We should apply the best science and technology to develop practical ways of making the use of all energy sources more environmentally friendly, but job growth and the economy shouldn't be held hostage in the process, or there will be no way to pay for such efforts. Those of us who dwell in the real world know that industry is what produces family-wage jobs and the tax dollars to fund vital public services. And industry needs energy to function.
Playing upon emotion rather than reason, I believe the Sierra Club has been shameless in promoting non-factual fears about coal dust and diesel emissions. Despite the fact that coal trains have been passing through Washington State for decades, none of the major clean air agencies have ever received a complaint of coal dust. Similarly, trains are the most environmentally sound way to move freight in America and contribute less than 1 percent of the state's total air particulate emissions.

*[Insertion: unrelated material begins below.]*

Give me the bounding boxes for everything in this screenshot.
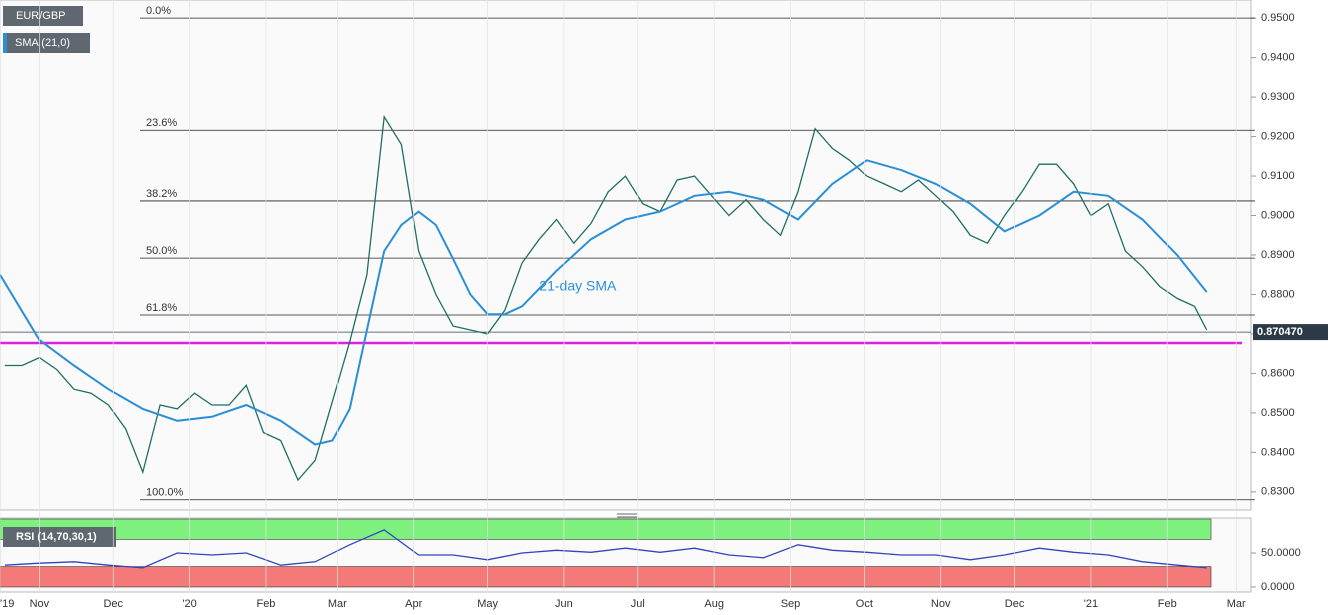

Despite the clear evidence that these are non-issues in regard to the Gateway Pacific Terminal, the Sierra Club continues to employ the spread of misinformation as one of their primary campaign tactics.
The Sierra Club's current radical approach should really be called "Beyond Jobs" or "Beyond Reason." It's time to get real and find paths forward that don't always involve crippling the prospects of working people.
Brad Owens is president and the Northwest Washington Building and Constructions Trades Council, AFL-CIO.